GRAS, no GHS hazard classification at dietary doses. Water-soluble with negligible toxicity — the LD50 in rats is above 10 g/kg, and excess intake is excreted unchanged in urine within hours. No documented hypervitaminosis B2 syndrome at any tested oral dose. RDA is 1.1 mg/day for adult women, 1.3 mg/day for adult men. The 400 mg/day migraine-prophylaxis dose has been used safely in trials for several months. The only practical caution is that riboflavin causes the bright yellow urine that can be mistaken for liver disease or hematuria in clinical settings — worth flagging on a patient history.

This safety summary is for educational reference only and may not be complete. It is not a substitute for Safety Data Sheets (SDS), medical advice, or professional chemical safety guidance. Always consult appropriate SDS and qualified professionals before handling chemicals.

Constituent Elements

C — Carbon H — Hydrogen N — Nitrogen O — Oxygen

Frequently Asked Questions

What is the molar mass of riboflavin?

Riboflavin (C17H20N4O6) has a molar mass of 376.364 g/mol, from 17 C (204.187) plus 20 H (20.160) plus 4 N (56.028) plus 6 O (95.994). The structure is a 7,8-dimethyl-isoalloxazine ring system attached at N10 to a five-carbon ribitol side chain (the reduced form of ribose).
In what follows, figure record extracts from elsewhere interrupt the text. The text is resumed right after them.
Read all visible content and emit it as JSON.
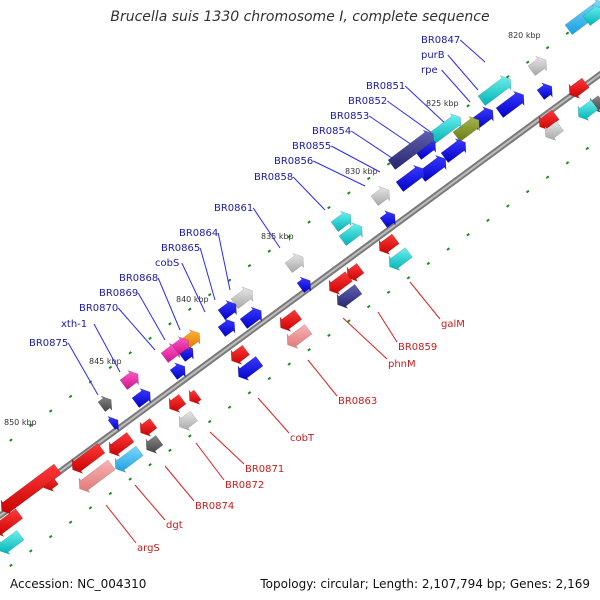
{
  "title": "Brucella suis 1330 chromosome I, complete sequence",
  "accession": "Accession: NC_004310",
  "summary": "Topology: circular; Length: 2,107,794 bp; Genes: 2,169",
  "ticks": [
    "820 kbp",
    "825 kbp",
    "830 kbp",
    "835 kbp",
    "840 kbp",
    "845 kbp",
    "850 kbp"
  ],
  "forward_genes": [
    "BR0847",
    "purB",
    "rpe",
    "BR0851",
    "BR0852",
    "BR0853",
    "BR0854",
    "BR0855",
    "BR0856",
    "BR0858",
    "BR0861",
    "BR0864",
    "BR0865",
    "cobS",
    "BR0868",
    "BR0869",
    "BR0870",
    "xth-1",
    "BR0875"
  ],
  "reverse_genes": [
    "galM",
    "BR0859",
    "phnM",
    "BR0863",
    "cobT",
    "BR0871",
    "BR0872",
    "BR0874",
    "dgt",
    "argS"
  ],
  "colors": {
    "forward_label": "#1a1aa6",
    "reverse_label": "#cc1a1a",
    "backbone": "#888888"
  }
}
FMN — riboflavin-5'-phosphate, the first metabolic product — is 456.34 g/mol, and FAD adds an AMP unit to bring it to 785.55 g/mol.

Why does B2 turn urine such a vivid yellow?

The isoalloxazine ring system has a strong absorption band around 445 nm and emits bright yellow-green fluorescence (peak around 525 nm) in aqueous solution. Riboflavin is water-soluble and the kidneys excrete the excess unchanged once liver and tissue FAD pools are saturated, which happens at roughly 27 mg of intake. The yellow is harmless and clears within 12 to 24 hours. It is also the reason that B-complex urinalysis is sometimes a useful adherence check for elderly patients on supplement regimens.

What does FAD actually do in metabolism?

FAD is the prosthetic group bolted into the active site of the flavoenzyme family. It accepts two hydrogens (and a pair of electrons) from a substrate to become FADH2, then passes them downstream. In Complex II of the electron transport chain, succinate dehydrogenase uses FAD to oxidize succinate to fumarate, feeding the electrons into the ubiquinone pool. In fatty acid beta-oxidation, the acyl-CoA dehydrogenases use FAD to introduce the trans-2,3 double bond at every cycle. FAD also drives glutathione reductase (regenerating GSH for antioxidant defense), monoamine oxidase (degrading neurotransmitters), and the diflavin reductase that supplies electrons to every cytochrome P450 in the liver.